- Origin: Denmark
- Genres: Pop
- Years active: 1997 -
- Labels: Little Tornado
- Members: Dorthe Gerlach Michael Hartmann
- Website: Hush.dk

= The Sound of Hush =

Danish pop duo

Hush (regular title) is a Danish pop duo composing and performing music since 1997. The duo consists of singer Dorthe Gerlach and guitarist Michael Hartmann.

==History==
Michael Hartmann has a past as a speed metal guitarist and musician for singer-songwriter Marie Frank, but in 1997 he chose to work with his own ideas. He met Dorthe Gerlach when she was singing as a busker in the streets of Randers, and at first they formed a group with three other musicians, playing with more tempo and rock than later. In 2000 the duo agreed to play a more calm and simple music, and they moved to Copenhagen. Here they tried for some time to get a record contract, but did not succeed despite radio rotation and a movie appearance.

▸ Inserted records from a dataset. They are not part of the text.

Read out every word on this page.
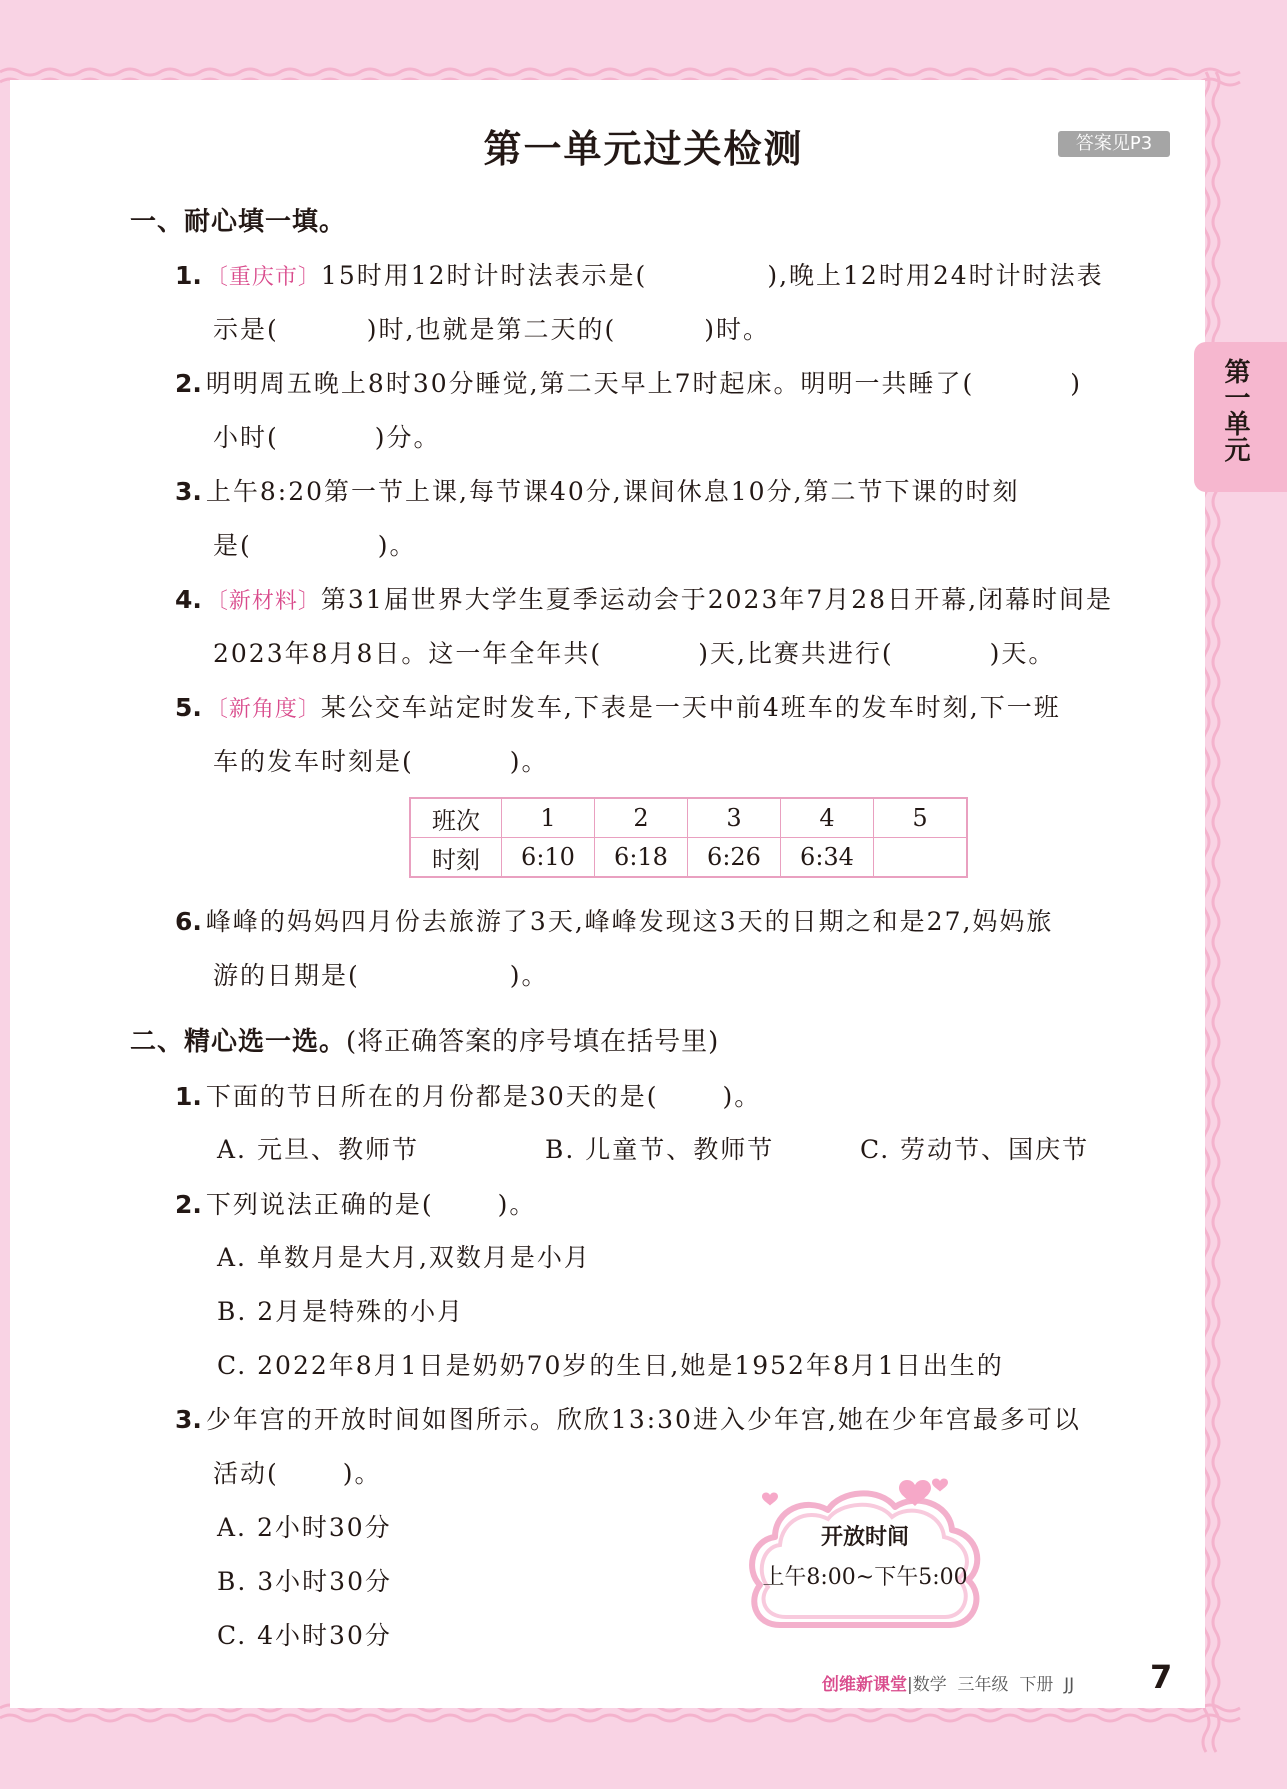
第一单元过关检测	答案见P3
第一单元
一、耐心填一填。
1. 〔重庆市〕15时用12时计时法表示是(	),晚上12时用24时计时法表
示是(	)时,也就是第二天的(	)时。
2. 明明周五晚上8时30分睡觉,第二天早上7时起床。明明一共睡了(	)
小时(	)分。
3. 上午8:20第一节上课,每节课40分,课间休息10分,第二节下课的时刻
是(	)。
4. 〔新材料〕第31届世界大学生夏季运动会于2023年7月28日开幕,闭幕时间是
2023年8月8日。这一年全年共(	)天,比赛共进行(	)天。
5. 〔新角度〕某公交车站定时发车,下表是一天中前4班车的发车时刻,下一班
车的发车时刻是(	)。
班次	1	2	3	4	5
时刻	6:10	6:18	6:26	6:34	
6. 峰峰的妈妈四月份去旅游了3天,峰峰发现这3天的日期之和是27,妈妈旅
游的日期是(	)。
二、精心选一选。(将正确答案的序号填在括号里)
1. 下面的节日所在的月份都是30天的是(	)。
A. 元旦、教师节	B. 儿童节、教师节	C. 劳动节、国庆节
2. 下列说法正确的是(	)。
A. 单数月是大月,双数月是小月
B. 2月是特殊的小月
C. 2022年8月1日是奶奶70岁的生日,她是1952年8月1日出生的
3. 少年宫的开放时间如图所示。欣欣13:30进入少年宫,她在少年宫最多可以
活动(	)。
A. 2小时30分
B. 3小时30分
C. 4小时30分
开放时间
上午8:00~下午5:00
创维新课堂|数学 三年级 下册 JJ 7
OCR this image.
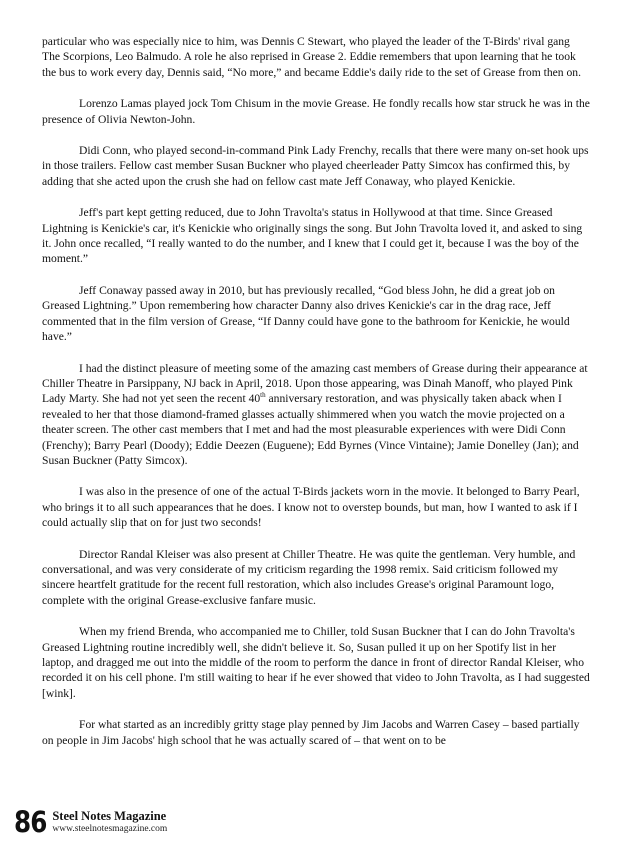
particular who was especially nice to him, was Dennis C Stewart, who played the leader of the T-Birds' rival gang The Scorpions, Leo Balmudo. A role he also reprised in Grease 2. Eddie remembers that upon learning that he took the bus to work every day, Dennis said, “No more,” and became Eddie's daily ride to the set of Grease from then on.

Lorenzo Lamas played jock Tom Chisum in the movie Grease. He fondly recalls how star struck he was in the presence of Olivia Newton-John.

Didi Conn, who played second-in-command Pink Lady Frenchy, recalls that there were many on-set hook ups in those trailers. Fellow cast member Susan Buckner who played cheerleader Patty Simcox has confirmed this, by adding that she acted upon the crush she had on fellow cast mate Jeff Conaway, who played Kenickie.

Jeff's part kept getting reduced, due to John Travolta's status in Hollywood at that time. Since Greased Lightning is Kenickie's car, it's Kenickie who originally sings the song. But John Travolta loved it, and asked to sing it. John once recalled, “I really wanted to do the number, and I knew that I could get it, because I was the boy of the moment.”

Jeff Conaway passed away in 2010, but has previously recalled, “God bless John, he did a great job on Greased Lightning.” Upon remembering how character Danny also drives Kenickie's car in the drag race, Jeff commented that in the film version of Grease, “If Danny could have gone to the bathroom for Kenickie, he would have.”

I had the distinct pleasure of meeting some of the amazing cast members of Grease during their appearance at Chiller Theatre in Parsippany, NJ back in April, 2018. Upon those appearing, was Dinah Manoff, who played Pink Lady Marty. She had not yet seen the recent 40th anniversary restoration, and was physically taken aback when I revealed to her that those diamond-framed glasses actually shimmered when you watch the movie projected on a theater screen. The other cast members that I met and had the most pleasurable experiences with were Didi Conn (Frenchy); Barry Pearl (Doody); Eddie Deezen (Euguene); Edd Byrnes (Vince Vintaine); Jamie Donelley (Jan); and Susan Buckner (Patty Simcox).

I was also in the presence of one of the actual T-Birds jackets worn in the movie. It belonged to Barry Pearl, who brings it to all such appearances that he does. I know not to overstep bounds, but man, how I wanted to ask if I could actually slip that on for just two seconds!

Director Randal Kleiser was also present at Chiller Theatre. He was quite the gentleman. Very humble, and conversational, and was very considerate of my criticism regarding the 1998 remix. Said criticism followed my sincere heartfelt gratitude for the recent full restoration, which also includes Grease's original Paramount logo, complete with the original Grease-exclusive fanfare music.

When my friend Brenda, who accompanied me to Chiller, told Susan Buckner that I can do John Travolta's Greased Lightning routine incredibly well, she didn't believe it. So, Susan pulled it up on her Spotify list in her laptop, and dragged me out into the middle of the room to perform the dance in front of director Randal Kleiser, who recorded it on his cell phone. I'm still waiting to hear if he ever showed that video to John Travolta, as I had suggested [wink].

For what started as an incredibly gritty stage play penned by Jim Jacobs and Warren Casey – based partially on people in Jim Jacobs' high school that he was actually scared of – that went on to be

86 Steel Notes Magazine
www.steelnotesmagazine.com
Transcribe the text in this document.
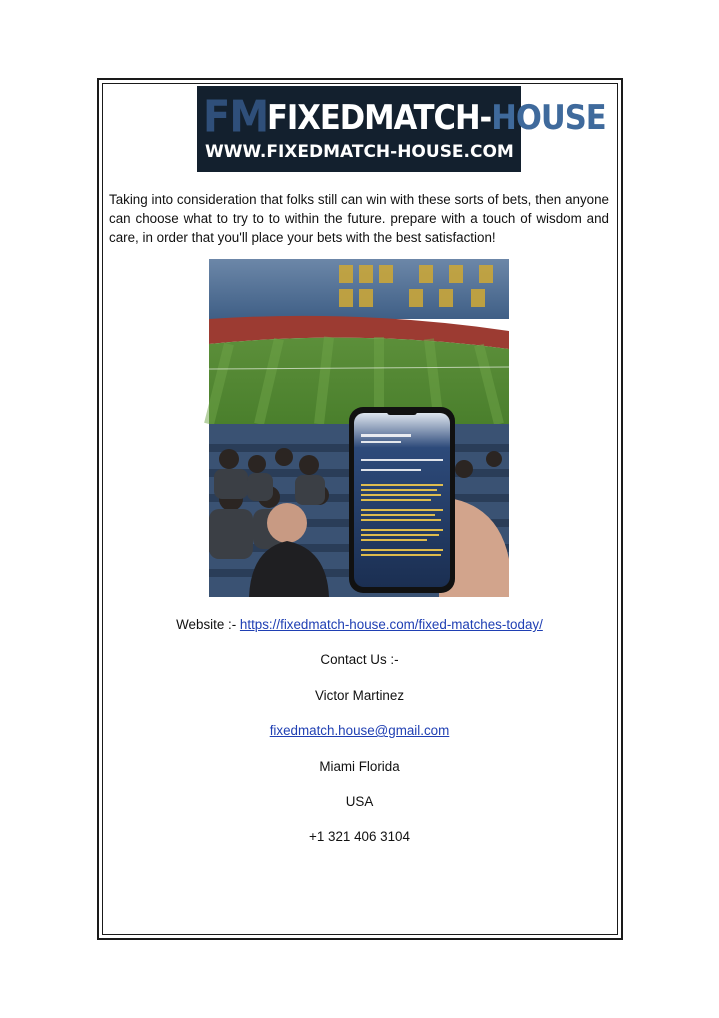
FM
FIXEDMATCH-HOUSE
WWW.FIXEDMATCH-HOUSE.COM

Taking into consideration that folks still can win with these sorts of bets, then anyone can choose what to try to to within the future. prepare with a touch of wisdom and care, in order that you'll place your bets with the best satisfaction!

Website :- https://fixedmatch-house.com/fixed-matches-today/

Contact Us :-

Victor Martinez

fixedmatch.house@gmail.com

Miami Florida

USA

+1 321 406 3104
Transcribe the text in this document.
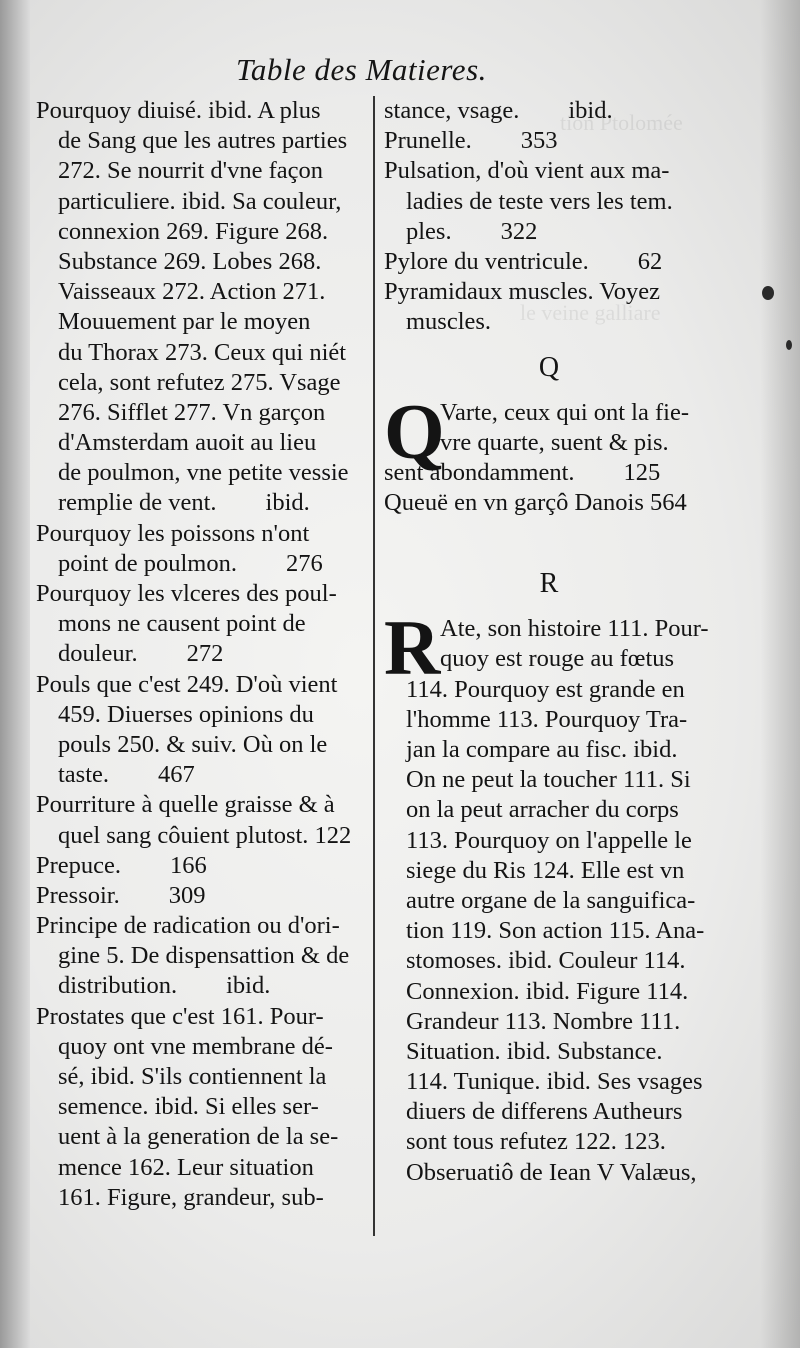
tion Ptolomée
le veine galliare
Table des Matieres.
Pourquoy diuisé. ibid. A plus
de Sang que les autres parties
272. Se nourrit d'vne façon
particuliere. ibid. Sa couleur,
connexion 269. Figure 268.
Substance 269. Lobes 268.
Vaisseaux 272. Action 271.
Mouuement par le moyen
du Thorax 273. Ceux qui niét
cela, sont refutez 275. Vsage
276. Sifflet 277. Vn garçon
d'Amsterdam auoit au lieu
de poulmon, vne petite vessie
remplie de vent.        ibid.
Pourquoy les poissons n'ont
point de poulmon.        276
Pourquoy les vlceres des poul-
mons ne causent point de
douleur.        272
Pouls que c'est 249. D'où vient
459. Diuerses opinions du
pouls 250. & suiv. Où on le
taste.        467
Pourriture à quelle graisse & à
quel sang côuient plutost. 122
Prepuce.        166
Pressoir.        309
Principe de radication ou d'ori-
gine 5. De dispensattion & de
distribution.        ibid.
Prostates que c'est 161. Pour-
quoy ont vne membrane dé-
sé, ibid. S'ils contiennent la
semence. ibid. Si elles ser-
uent à la generation de la se-
mence 162. Leur situation
161. Figure, grandeur, sub-
stance, vsage.        ibid.
Prunelle.        353
Pulsation, d'où vient aux ma-
ladies de teste vers les tem.
ples.        322
Pylore du ventricule.        62
Pyramidaux muscles. Voyez
muscles.
Q
Q
Varte, ceux qui ont la fie-
vre quarte, suent & pis.
sent abondamment.        125
Queuë en vn garçô Danois 564
R
R Ate, son histoire 111. Pour-
quoy est rouge au fœtus
114. Pourquoy est grande en
l'homme 113. Pourquoy Tra-
jan la compare au fisc. ibid.
On ne peut la toucher 111. Si
on la peut arracher du corps
113. Pourquoy on l'appelle le
siege du Ris 124. Elle est vn
autre organe de la sanguifica-
tion 119. Son action 115. Ana-
stomoses. ibid. Couleur 114.
Connexion. ibid. Figure 114.
Grandeur 113. Nombre 111.
Situation. ibid. Substance.
114. Tunique. ibid. Ses vsages
diuers de differens Autheurs
sont tous refutez 122. 123.
Obseruatiô de Iean V Valæus,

The duo decided to go to a showcase in London in 2002 playing for the English music industry, where Tina Dico set them up with her English manager Jonathan Morley. He arranged for them to go to Nashville to exchange ideas with American songwriters in 2003, and this trip reaffirmed their belief of having a special musical expression. Another showcase in London brought good reviews in the British music press, and finally they got a contract with Universal. In 2004 their first album A Lifetime sold 20,000 copies in Denmark.

Since then, they have toured in various countries including UK and Canada, sometimes with support of musicians such as Sally Barris, other times acting as support for Turin Brakes and Stephen Fretwell in 2005, Jamie Cullum in 2006, and Runrig in 2010. Various artists have contributed to their music, including Billy Burnette.

In 2005 the duo agreed with VW about using the song "Lovestruck" from A Lifetime in a European commercial for the Polo.

==Music==
The group differs from most pop groups in using instruments such as mandolin, banjo and mellotron.

==Discography==
- A Lifetime (2004)
- For All the Right Reasons (2007)
- Backroads (2008)
- Dark Horse (2011)
- Sand (2018)

==Awards==
The group was nominated for five categories in the 2005 Danish Music Awards, but did not win.
They won a European Border Breaker award in 2005 as one of the European artists whose debut album have sold the most in the EU outside their own country.